As I experience new things and grow as a person, I must break with my expectations for myself, or risk holding myself back.

            There is an age-old saying, “Fake it ‘til you make it.” This goes along fairly well with my philosophy concerning facing new situations. I know that, if I stay within the scope of things I know I do well, I will never reach my full potential. So, I pretend to be confident in what I am doing, and figure that this is the best way to find my limits. And it is. I have surprised myself many times with what I actually have the ability to accomplish.

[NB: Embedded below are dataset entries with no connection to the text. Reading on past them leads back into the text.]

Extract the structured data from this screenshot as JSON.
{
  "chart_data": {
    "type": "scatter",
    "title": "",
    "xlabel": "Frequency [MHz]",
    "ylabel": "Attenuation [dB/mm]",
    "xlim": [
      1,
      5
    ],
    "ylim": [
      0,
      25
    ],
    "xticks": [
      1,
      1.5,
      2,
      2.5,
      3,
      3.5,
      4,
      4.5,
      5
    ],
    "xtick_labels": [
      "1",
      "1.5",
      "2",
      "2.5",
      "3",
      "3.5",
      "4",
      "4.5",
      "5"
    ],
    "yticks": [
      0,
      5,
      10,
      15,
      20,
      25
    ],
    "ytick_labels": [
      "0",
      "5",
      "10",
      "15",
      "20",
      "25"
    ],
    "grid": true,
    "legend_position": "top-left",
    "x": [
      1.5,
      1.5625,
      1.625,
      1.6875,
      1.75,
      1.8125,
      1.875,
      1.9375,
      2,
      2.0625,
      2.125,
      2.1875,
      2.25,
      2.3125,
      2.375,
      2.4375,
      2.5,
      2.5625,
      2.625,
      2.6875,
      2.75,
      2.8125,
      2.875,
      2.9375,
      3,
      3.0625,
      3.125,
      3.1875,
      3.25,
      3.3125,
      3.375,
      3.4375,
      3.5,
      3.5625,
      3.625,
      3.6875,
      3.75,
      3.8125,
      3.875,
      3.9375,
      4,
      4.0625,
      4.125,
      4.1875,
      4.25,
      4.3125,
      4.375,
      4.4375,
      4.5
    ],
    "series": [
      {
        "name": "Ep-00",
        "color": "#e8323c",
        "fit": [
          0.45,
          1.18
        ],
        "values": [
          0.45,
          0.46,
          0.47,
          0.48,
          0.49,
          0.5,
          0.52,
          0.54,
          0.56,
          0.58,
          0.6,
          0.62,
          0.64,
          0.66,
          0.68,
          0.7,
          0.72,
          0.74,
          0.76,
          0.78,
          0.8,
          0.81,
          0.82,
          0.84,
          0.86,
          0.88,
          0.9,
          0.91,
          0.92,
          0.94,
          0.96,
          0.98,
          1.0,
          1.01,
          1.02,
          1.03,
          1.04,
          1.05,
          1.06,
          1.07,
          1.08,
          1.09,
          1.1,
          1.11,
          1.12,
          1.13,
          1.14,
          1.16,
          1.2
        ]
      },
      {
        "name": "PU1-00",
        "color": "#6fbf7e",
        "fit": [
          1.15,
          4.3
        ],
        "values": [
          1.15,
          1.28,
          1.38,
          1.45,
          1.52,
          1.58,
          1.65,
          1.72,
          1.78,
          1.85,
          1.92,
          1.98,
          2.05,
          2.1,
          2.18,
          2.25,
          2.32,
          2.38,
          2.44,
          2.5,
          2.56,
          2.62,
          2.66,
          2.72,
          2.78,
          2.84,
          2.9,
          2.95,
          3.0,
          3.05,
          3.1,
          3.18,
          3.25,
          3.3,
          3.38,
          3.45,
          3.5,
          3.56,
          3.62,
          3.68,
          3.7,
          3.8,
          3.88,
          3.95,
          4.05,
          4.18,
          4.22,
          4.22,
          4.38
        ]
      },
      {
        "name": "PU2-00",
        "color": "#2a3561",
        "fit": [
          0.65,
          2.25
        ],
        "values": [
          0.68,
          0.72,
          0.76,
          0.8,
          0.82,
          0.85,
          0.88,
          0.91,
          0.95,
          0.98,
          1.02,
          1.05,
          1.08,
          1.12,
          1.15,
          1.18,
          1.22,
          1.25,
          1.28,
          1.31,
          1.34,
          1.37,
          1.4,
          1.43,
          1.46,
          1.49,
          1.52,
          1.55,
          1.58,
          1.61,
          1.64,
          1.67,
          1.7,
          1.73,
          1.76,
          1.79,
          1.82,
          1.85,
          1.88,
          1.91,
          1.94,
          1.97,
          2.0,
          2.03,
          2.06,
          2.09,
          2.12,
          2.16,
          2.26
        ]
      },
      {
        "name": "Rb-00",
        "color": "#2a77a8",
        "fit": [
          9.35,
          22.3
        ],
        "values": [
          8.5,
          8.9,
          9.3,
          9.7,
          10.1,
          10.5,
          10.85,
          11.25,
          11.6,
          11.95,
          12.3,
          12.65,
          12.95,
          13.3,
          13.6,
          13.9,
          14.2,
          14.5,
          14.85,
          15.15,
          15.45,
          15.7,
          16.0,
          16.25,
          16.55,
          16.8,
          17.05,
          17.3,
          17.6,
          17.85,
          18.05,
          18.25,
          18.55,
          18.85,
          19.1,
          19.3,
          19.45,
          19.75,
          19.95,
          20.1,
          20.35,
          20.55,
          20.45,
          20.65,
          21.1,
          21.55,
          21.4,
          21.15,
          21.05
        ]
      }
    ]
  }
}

            Last year, I joined my high school’s mock trial team. While I am very good at remembering details, and that is helpful with mock trial, I sometimes question my ability to speak in front of large groups of people. I figured that, since most of mock trial is pre-written and rehearsed, I should be fine. Well, our attorney mentor apparently decided that my speaking skills were good. She assigned me to do closing arguments, which, if you do not know, are a recapitulation of everything that has happened in the trail with the bias of ensuring that the jury knows your side is correct. Closing arguments cannot be written before the trail. This frightened me more than a little, but it was too late to back out. So, I figured I would just have to fake it. I learned everything there was to know about the case and prayed that would enough to give me the confidence I needed to get through the competition, to “make it.” On the day of our first competition, at the end of the trial, I stood up, barely able to speak due to my nervousness, expecting myself to give the worst closing argument ever. Somehow, I got through my five minutes. Somehow, I managed to make a convincing argument. At the end one of the jurors, who were actually members of the Pennsylvania Bar Association scoring us, commended me on my speech and how I did not utilize notes. My mentor came up to me after and said, “I know you are not planning on it, but please go to law school.” It was a great moment for me. I realized that I have the ability to communicate well to groups of people when I am on the spot.  

            Breaking my perception of myself has allowed me to grow and change and become a more well-rounded person. Recently, I have learned that, despite having much anxiety over change, I can thrive through it. It does not have to break me. I can use it to make myself better. I simply need to abandon any expectations that limit me.

Throughout my life, I have found that breaking stereotypes and expectations is the only way in which any person or group can discover his actual limitations. If someone clings to what he knows, he cannot grow, develop, or expand his horizons. Similarly, if we are not willing to break away from society and its expectations for us, we cannot possibly develop fully into our own persons. Breaking is absolutely part of who we are, and we cannot be ourselves without it.